OHSU's award-winning program for male adolescent athletes, ATLAS, or Adolescents Training and Learning to Avoid Steroids, and its female counterpart, ATHENA, or Athletes Targeting Healthy Exercise and Nutrition Alternatives, are taught by coaches and student leaders who use peer and team influences to promote nutrition and exercise.
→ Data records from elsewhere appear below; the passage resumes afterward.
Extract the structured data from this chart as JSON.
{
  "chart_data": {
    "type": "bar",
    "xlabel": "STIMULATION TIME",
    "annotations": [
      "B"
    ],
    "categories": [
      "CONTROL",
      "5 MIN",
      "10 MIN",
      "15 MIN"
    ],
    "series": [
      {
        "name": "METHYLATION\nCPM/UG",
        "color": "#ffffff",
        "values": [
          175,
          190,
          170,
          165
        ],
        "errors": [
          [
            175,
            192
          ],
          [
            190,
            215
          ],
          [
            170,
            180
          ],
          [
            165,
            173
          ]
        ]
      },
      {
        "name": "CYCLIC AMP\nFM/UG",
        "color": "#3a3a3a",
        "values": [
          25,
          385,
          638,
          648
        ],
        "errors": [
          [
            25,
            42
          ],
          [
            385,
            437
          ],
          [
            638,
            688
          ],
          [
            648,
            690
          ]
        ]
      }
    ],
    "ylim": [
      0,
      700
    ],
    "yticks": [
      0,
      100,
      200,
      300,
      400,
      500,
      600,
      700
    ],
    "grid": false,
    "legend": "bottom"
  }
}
"Contrary to popular belief, student-athletes are not protected from health- harming behaviors, including the use of steroids, alcohol and other drugs," explained Goldberg, principal investigator of ATLAS. "By emphasizing the impact of alcohol and other drugs on immediate sport performance rather than potential and abstract long-term complications, our approach appeals to the adolescent's focus on the here and now."
Initiated in 1993 with a five-year National Institute on Drug Abuse grant, ATLAS has proved successful in reducing the use of anabolic steroids, sports supplements, alcohol and other illicit drugs among male adolescent athletes in schools nationwide. Consequently, it has been designated a "Model Program" by the U.S. Department of Health and Human Services and is one of only nine "Exemplary Programs" of the U.S. Department of Education's Safe and Drug-Free Schools.